Честное слово, я страшно обрадовался той своей непрозорливости. Действительно. Не распознал, не разглядел, не предвидел.
Но это же просто великолепно, что мечты иногда сбываются на этом свете, что есть среди нас упорные и упрямые, что они умеют добиваться своего, осуществляют свои детские планы, проводят их в жизнь.
Как вы догадываетесь, тот парнишка со станции Тайга и молодой человек со шкиперской бородой — это и есть Геннадий Прашкевич, автор книги, которая лежит перед вами.
Нелегким и непростым был его путь на литературные высоты.

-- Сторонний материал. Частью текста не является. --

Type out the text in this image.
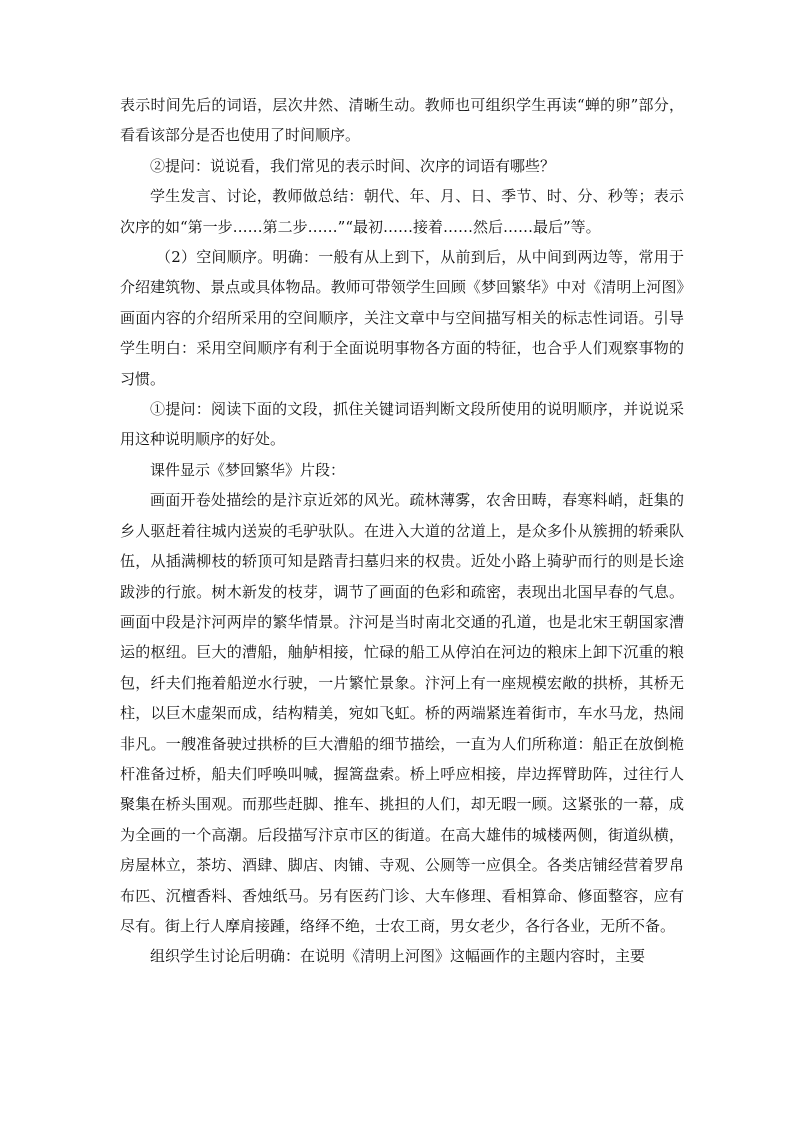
表示时间先后的词语，层次井然、清晰生动。教师也可组织学生再读“蝉的卵”部分，看看该部分是否也使用了时间顺序。

②提问：说说看，我们常见的表示时间、次序的词语有哪些？

学生发言、讨论，教师做总结：朝代、年、月、日、季节、时、分、秒等；表示次序的如“第一步……第二步……”“最初……接着……然后……最后”等。

（2）空间顺序。明确：一般有从上到下，从前到后，从中间到两边等，常用于介绍建筑物、景点或具体物品。教师可带领学生回顾《梦回繁华》中对《清明上河图》画面内容的介绍所采用的空间顺序，关注文章中与空间描写相关的标志性词语。引导学生明白：采用空间顺序有利于全面说明事物各方面的特征，也合乎人们观察事物的习惯。

①提问：阅读下面的文段，抓住关键词语判断文段所使用的说明顺序，并说说采用这种说明顺序的好处。

课件显示《梦回繁华》片段：

画面开卷处描绘的是汴京近郊的风光。疏林薄雾，农舍田畴，春寒料峭，赶集的乡人驱赶着往城内送炭的毛驴驮队。在进入大道的岔道上，是众多仆从簇拥的轿乘队伍，从插满柳枝的轿顶可知是踏青扫墓归来的权贵。近处小路上骑驴而行的则是长途跋涉的行旅。树木新发的枝芽，调节了画面的色彩和疏密，表现出北国早春的气息。画面中段是汴河两岸的繁华情景。汴河是当时南北交通的孔道，也是北宋王朝国家漕运的枢纽。巨大的漕船，舳舻相接，忙碌的船工从停泊在河边的粮床上卸下沉重的粮包，纤夫们拖着船逆水行驶，一片繁忙景象。汴河上有一座规模宏敞的拱桥，其桥无柱，以巨木虚架而成，结构精美，宛如飞虹。桥的两端紧连着街市，车水马龙，热闹非凡。一艘准备驶过拱桥的巨大漕船的细节描绘，一直为人们所称道：船正在放倒桅杆准备过桥，船夫们呼唤叫喊，握篙盘索。桥上呼应相接，岸边挥臂助阵，过往行人聚集在桥头围观。而那些赶脚、推车、挑担的人们，却无暇一顾。这紧张的一幕，成为全画的一个高潮。后段描写汴京市区的街道。在高大雄伟的城楼两侧，街道纵横，房屋林立，茶坊、酒肆、脚店、肉铺、寺观、公厕等一应俱全。各类店铺经营着罗帛布匹、沉檀香料、香烛纸马。另有医药门诊、大车修理、看相算命、修面整容，应有尽有。街上行人摩肩接踵，络绎不绝，士农工商，男女老少，各行各业，无所不备。

组织学生讨论后明确：在说明《清明上河图》这幅画作的主题内容时，主要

Год рождения 1941–й. Скудноватое и голодноватое послевоенное детство. После школы работа в столярном цехе, трудовой запах лака, рыбьего клея, не оседающая взвесь мелких опилок. Потом учение. Выбирая дорогу, парнишка проявил напористую активность, свел знакомство с видными учеными и писателями — с геологом Дмитрием Ивановичем Щербаковым, известным зоологом и популяризатором науки Николаем Николаевичем Плавильщиковым, а также с Иваном Антоновичем Ефремовым; любителям фантастики нет необходимости объяснять, кто это такой и чем знаменит. В конце концов, сам Г. Прашкевич приобщился к работе геологов, работал на самом–самом Дальнем Востоке, на экзотических Курильских островах, на Сахалине. Там, на Сахалине, вышла первая книга Г. Прашкевича — переводы стихов корейского поэта Ким Цын Сона.
Все мы пишем стихи в молодости, главным образом о том, что не ладится любовь; когда налаживается — бросаем. Но Г. Прашкевич не оставил поэзию, он пишет стихи, обучает молодых поэтов, переводит. В Болгарии и Югославии, скажем, он даже больше известен именно как поэт и переводчик. Поэтический почерк заметен и в его книгах прозы. Дело в том, что в поэзии слово дороже, весомее, оно должно быть единственным и самым содержательным, его нельзя пояснить сложносочиненными или сложноподчиненными придаточными предложениями, места нет в строке. Вероятно, читая, вы уже отметили вескость слов в лаконичных фразах Г. Прашкевича.